ANACONDA – Three games kicked off the 44th annual Goosetown Softball Tournament, Friday, in what is expected to be another fun-filled and memorable weekend for players, family members and fans.
Men’s teams from Butte, Billings, Helena and Bonner’s Ferry, Idaho, as well as a couple of women’s teams from Anaconda got things started with games which featured their own degrees of difficulty.
While frustration was evident on the faces of some Car Mart 360 (Billings) players after their loss to B-Town Heroes (Idaho), players from both dugouts in the women’s game were all smiles after a somewhat sloppy but close game.
The two scenes epitomized the driving factors that have made this tournament a success through the years.
A Good Team, an Anaconda squad primarily made up of friends in their late-teens, gave Goosetown Girls a pretty good challenge before coming up with the first loss of the weekend.
“This is the first time I’ve done it,” said Haley Davis, a member of A Good Team. “I had fun, even though we lost. I think it’s more important to have fun. I don’t really care about winning.”

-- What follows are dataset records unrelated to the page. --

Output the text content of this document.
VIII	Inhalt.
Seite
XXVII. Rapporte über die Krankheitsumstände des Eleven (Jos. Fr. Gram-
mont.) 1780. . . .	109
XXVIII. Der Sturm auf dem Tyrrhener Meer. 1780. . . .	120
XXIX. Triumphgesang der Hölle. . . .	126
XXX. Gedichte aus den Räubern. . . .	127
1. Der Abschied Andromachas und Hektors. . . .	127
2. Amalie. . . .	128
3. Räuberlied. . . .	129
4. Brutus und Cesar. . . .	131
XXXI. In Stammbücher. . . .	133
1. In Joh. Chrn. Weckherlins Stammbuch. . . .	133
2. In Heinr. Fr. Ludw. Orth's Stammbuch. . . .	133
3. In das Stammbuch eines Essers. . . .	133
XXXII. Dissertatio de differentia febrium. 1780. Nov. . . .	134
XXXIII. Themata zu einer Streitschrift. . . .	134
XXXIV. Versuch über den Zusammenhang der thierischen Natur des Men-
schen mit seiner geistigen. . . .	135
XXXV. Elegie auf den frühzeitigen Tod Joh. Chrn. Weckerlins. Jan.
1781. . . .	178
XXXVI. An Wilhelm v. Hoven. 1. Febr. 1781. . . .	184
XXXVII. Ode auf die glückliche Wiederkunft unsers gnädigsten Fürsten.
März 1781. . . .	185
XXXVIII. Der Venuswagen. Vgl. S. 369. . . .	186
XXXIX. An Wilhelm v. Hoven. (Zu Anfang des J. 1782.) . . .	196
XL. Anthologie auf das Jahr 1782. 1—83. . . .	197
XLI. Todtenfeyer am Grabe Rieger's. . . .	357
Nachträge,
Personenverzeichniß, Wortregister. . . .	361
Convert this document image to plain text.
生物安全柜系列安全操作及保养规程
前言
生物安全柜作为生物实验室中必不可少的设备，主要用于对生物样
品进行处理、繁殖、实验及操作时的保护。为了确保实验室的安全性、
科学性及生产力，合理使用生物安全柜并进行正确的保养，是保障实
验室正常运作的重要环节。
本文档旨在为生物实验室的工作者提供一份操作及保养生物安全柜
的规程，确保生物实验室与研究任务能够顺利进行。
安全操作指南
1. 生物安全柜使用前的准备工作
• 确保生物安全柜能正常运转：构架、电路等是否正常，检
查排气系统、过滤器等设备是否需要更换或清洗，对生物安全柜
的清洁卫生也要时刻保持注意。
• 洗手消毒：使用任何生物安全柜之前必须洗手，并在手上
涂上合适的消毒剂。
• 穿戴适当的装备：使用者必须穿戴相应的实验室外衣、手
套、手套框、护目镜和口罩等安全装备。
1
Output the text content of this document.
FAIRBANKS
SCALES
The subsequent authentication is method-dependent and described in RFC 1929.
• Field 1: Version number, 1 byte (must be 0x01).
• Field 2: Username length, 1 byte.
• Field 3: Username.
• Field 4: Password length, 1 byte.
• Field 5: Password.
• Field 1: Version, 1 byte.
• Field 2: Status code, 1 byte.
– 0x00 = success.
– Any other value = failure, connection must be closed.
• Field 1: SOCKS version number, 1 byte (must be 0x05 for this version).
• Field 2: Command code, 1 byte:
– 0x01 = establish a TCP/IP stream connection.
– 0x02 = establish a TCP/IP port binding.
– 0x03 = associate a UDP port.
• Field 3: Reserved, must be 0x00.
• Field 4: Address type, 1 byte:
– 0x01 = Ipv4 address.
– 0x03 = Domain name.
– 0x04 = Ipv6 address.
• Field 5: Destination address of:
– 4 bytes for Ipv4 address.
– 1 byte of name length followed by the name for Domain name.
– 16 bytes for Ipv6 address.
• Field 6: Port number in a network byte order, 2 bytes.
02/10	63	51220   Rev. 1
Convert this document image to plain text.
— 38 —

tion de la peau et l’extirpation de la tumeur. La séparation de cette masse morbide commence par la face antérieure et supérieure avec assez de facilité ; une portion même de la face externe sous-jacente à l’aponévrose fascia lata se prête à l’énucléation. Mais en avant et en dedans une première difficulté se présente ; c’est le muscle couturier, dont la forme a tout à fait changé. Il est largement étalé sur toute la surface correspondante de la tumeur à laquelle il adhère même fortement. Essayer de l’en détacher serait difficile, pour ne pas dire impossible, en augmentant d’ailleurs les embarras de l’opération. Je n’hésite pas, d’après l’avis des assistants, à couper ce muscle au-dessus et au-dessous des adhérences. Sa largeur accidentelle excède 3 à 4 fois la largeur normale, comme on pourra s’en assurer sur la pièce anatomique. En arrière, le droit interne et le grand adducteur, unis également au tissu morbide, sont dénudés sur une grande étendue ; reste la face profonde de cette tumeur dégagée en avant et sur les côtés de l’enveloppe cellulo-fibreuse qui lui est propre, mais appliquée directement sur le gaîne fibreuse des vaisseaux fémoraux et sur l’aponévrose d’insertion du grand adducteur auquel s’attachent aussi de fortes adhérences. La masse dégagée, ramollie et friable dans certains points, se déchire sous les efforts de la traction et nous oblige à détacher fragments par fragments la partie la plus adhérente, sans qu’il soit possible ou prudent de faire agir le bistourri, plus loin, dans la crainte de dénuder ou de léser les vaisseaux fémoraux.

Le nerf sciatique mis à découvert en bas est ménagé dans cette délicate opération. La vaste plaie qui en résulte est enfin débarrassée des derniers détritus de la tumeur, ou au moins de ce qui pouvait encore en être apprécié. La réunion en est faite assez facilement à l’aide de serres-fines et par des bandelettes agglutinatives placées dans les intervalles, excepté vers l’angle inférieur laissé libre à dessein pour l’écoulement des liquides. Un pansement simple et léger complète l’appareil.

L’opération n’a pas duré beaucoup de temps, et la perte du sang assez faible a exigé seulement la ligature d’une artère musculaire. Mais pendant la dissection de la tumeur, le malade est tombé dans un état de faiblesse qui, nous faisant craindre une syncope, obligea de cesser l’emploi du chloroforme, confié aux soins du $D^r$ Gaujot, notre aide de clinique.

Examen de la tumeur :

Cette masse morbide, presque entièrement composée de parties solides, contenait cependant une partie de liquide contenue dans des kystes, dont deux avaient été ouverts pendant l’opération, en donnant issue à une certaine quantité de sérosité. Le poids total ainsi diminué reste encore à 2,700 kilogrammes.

Goosetown Girls scored the win over A Good Team, which is already a step in the right direction from last year. The same team went two-and-out in last year’s Goosetown Tournament.
“The key to winning? Probably staying sober,” said Billy Jo Jovanovich, who pitched for Goosetown Girls.
A Good Team showed that it has the talent to become a better team. Friday’s effort was highlighted by a diving catch of a blooper into shallow right field by Felicity Kulaski.
“I’m friends with some of the other people on the team so when they asked, I said ‘Yeah’ because it gives me a chance to get closer to them,” said Kulaski, who traded her softball glove for a tennis racket during her freshman year at Anaconda High School.
The men’s opening games featured a lot more pressure to come out ahead. The B-Town Heroes were motivated by the bracket itself, which shows the losing team having to travel to Butte for its next game.
“We don’t want to go to Butte,” said Osa Orison, who pitched the Idaho team to victory. “We want to stay right here; close to camp. We don’t want to travel back and forth.”
One person who makes the annual trek to Anaconda – and doesn’t even play in the tournament – is Angie Zobrak. The Las Vegas schoolteacher is from Anaconda and took part in the tournament in thee past. She offered to help out this weekend and tournament director Bill Hill asked her to run the concessions at the sports complex with her kids.
“I think it brings people here,” Zobrak said of the tournament. “The town needs it.
“I think Bill is organized and I think that’s important. He runs a good show. I don’t know what it costs to be in this tournament but I’m sure it’s reasonable. It’s fun.”
Zobrak thought back to the days when she used to play in the Goosetown Tournament and enjoyed the perks that came with playing.
“You meet new friends,” she said. “You find people from across the state and you keep in contact with them. You run into them at other tournaments. People I played with in high school are here, people that I knew in college.
“I think they keep coming and I think it’s because it’s a good experience. There is no negativity. There is no fighting. Everyone is here for a good time. I think that’s a part of it. I enjoy it. Every year, we go watch the Home Run Derby with the kids. Those kinds of activities are fun for the kids to watch. It’s family friendly.”
The win-at-all costs players and teams will always have a place at Goosetown. So will those that see fun as the focus. One of the unique things about Goosetown is in its ability to accommodate those in both camps.
“It’s about having fun,” Orison said with a chuckle. “And winning.”